Check if two given strings are isomorphic to each other c++, not sure why it's wrong

class Solution {
public:
bool isIsomorphic(string s, string t) {
vector <int> sfreq (26,0);
vector <int> tfreq (26,0);
for (int i=0; i<s.size(); i++) {
sfreq[s[i]-'a']++;
tfreq[t[i]-'a']++;
}
if (sfreq != tfreq) {
return false;
}
return true;
}
};
Hi, this is my code in c++, I saw something similar from https://www.geeksforgeeks.org/check-if-two-given-strings-are-isomorphic-to-each-other/ but my answer shows it's wrong. Can anyone please tell me why it's wrong?

You completely misunderstood the description.
Your question suggests that any permutation of characters in input do not change answer. Also you assumed that histograms are equal.
Position of character is important. Each position in both strings creates a unique pair.
Here my code which passed:
class Solution {
public:
static bool canMapInOneDirection(std::string_view s, std::string_view t)
{
const auto n = s.size();
std::array<char, 128> mapping{};
for(size_t i = 0; i < n; ++i) {
if (mapping[s[i]] == 0) mapping[s[i]] = t[i];
else if (mapping[s[i]] != t[i]) return false;
}
return true;
}
bool isIsomorphic(string s, string t)
{
return s.size() == t.size() && canMapInOneDirection(s, t) && canMapInOneDirection(t, s);
}
};
And test cases you can use to test your code:
s
t
answear
"a"
"b"
true
"aa"
"bb"
true
"ab"
"aa"
false
"aabbcc"
"aabcbc"
false
https://godbolt.org/z/61EcTK5fq

This not a question about anagrams or directly about character frequencies. It is about pattern. It's about having a character-by-character mapping that makes one string into the other. AABC is isomorphic to XXYZ but not isomorphic to BCAA.
When we talk about Isomorphism (same form) it's often a good idea to look for a signature representation.
So instead of determining if two strings are isomorphic I've decided to define a unique signature representation and determine isomorphism if two strings map to the same signature.
I've used std::vector<char> for the signature representation such that the first character (if any) is assigned 0 the second (previously unseen) character 1 and so on.
So a string like MOON has signature {0,1,1,2} because the middle characters are the only repeats.

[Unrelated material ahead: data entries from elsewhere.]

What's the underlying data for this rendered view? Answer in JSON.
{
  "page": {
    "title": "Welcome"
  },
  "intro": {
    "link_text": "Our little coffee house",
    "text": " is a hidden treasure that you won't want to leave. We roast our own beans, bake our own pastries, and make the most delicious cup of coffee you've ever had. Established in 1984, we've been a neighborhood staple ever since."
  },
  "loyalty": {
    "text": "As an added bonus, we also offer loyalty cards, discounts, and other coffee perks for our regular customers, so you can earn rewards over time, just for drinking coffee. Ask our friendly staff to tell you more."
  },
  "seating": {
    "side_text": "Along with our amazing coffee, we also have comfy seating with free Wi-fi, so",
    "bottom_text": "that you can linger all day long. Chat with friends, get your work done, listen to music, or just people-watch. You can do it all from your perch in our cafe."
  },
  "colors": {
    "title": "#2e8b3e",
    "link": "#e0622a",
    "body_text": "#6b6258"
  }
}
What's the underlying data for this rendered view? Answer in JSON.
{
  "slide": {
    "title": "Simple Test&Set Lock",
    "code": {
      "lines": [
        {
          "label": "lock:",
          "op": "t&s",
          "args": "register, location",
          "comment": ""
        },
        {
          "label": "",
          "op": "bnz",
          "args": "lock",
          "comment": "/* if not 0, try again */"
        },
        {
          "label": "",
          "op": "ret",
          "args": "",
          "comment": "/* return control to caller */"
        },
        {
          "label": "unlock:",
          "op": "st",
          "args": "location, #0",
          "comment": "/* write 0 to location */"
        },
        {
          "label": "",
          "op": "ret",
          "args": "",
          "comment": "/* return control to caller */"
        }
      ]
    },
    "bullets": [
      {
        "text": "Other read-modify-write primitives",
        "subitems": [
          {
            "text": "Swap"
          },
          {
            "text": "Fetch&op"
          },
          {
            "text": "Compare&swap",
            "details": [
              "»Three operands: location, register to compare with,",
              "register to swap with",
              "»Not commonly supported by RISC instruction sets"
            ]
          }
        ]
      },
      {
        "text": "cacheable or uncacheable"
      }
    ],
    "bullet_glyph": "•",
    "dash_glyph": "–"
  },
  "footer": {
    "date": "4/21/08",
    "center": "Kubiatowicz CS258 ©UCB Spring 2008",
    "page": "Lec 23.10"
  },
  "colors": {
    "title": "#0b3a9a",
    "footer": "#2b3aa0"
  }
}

MOON is isomorphic to BOOK but not NOON.
The advantage of such a strategy is that if many strings are to be compared to find groups of mutually isomorphic strings each string need only be converted to its signature once.
#include <iostream>
#include <string>
#include <vector>
#include <unordered_map>
std::vector<char> get_signature(const std::string& str){
std::vector<char> result;
std::unordered_map<char,char> map;
char curr{1};
for(auto cchar : str){
char& c{map[cchar]};
if(c==0){
c=curr++;
}
result.emplace_back(c-1);
}
return result;
}
int check_signature(const std::string& str, const std::vector<char>& expect ){
const auto result{get_signature(str)};
return result==expect?0:1;
}
int main() {
int errors{0};
{
const std::string str{"ABCDE"};
const std::vector<char> signat{0,1,2,3,4};
errors+=check_signature(str,signat);
}
{
const std::string str{"BABY"};
const std::vector<char> signat{0,1,0,2};
errors+=check_signature(str,signat);
}
{
const std::string str{"XXYZX"};
const std::vector<char> signat{0,0,1,2,0};
errors+=check_signature(str,signat);
}
{
const std::string str{"AABCA"};
const std::vector<char> signat{0,0,1,2,0};
errors+=check_signature(str,signat);
}
{
const std::string str{""};
const std::vector<char> signat{};
errors+=check_signature(str,signat);
}
{
const std::string str{"Z"};
const std::vector<char> signat{0};
errors+=check_signature(str,signat);
}
if(get_signature("XXYZX")!=get_signature("AABCA")){
++errors;
}
if(get_signature("MOON")==get_signature("AABCA")){
++errors;
}
if(get_signature("MOON")!=get_signature("BOOK")){
++errors;
}
if(get_signature("MOON")==get_signature("NOON")){
++errors;
}
if(errors!=0){
std::cout << "ERRORS\n";
}else{
std::cout << "SUCCESS\n";
}
return 0;
}
Expected Output: SUCCESS

Because you are missing a loop.
Note that, it still requires more corner case checking to make it fully work. The second approach properly handles all cases.
class Solution {
public:
bool isIsomorphic(string s, string t) {
vector <int> sfreq (26,0);
vector <int> tfreq (26,0);
for (int i=0; i < s.size(); i++) {
sfreq[s[i]-'a']++;
tfreq[t[i]-'a']++;
}
// character at the same index (can be different character) should have the same count.
for(int i= 0; i < s.size(); i++)
if (sfreq[s[i]-'a'] != tfreq[t[i]-'a']) return false;
return true;
}
};
But the above solution only works if there is direct index mappping between characters. Like, AAABBCA and XXXYYZX. But fails for bbbaaaba and aaabbbba. Also, no uppercase, lowercase handled. The link you shared contains the wrong implementation which is mentioned in the comment.
The solution below works as I tested.
class Solution {
public:
bool isIsomorphic(string s, string t) {
vector<int> scount(128, -1), tcount(128, -1);
for (int i = 0; i < s.size(); ++i) {
auto schar = s[i], tchar = t[i];
if (scount[schar] == -1) {
scount[schar] = tchar;
if (tcount[tchar] != -1) return false;
else tcount[tchar] = schar;
} else if (scount[schar] != tchar) return false;
}
return true;
}
};

How can I speed up parsing of large strings?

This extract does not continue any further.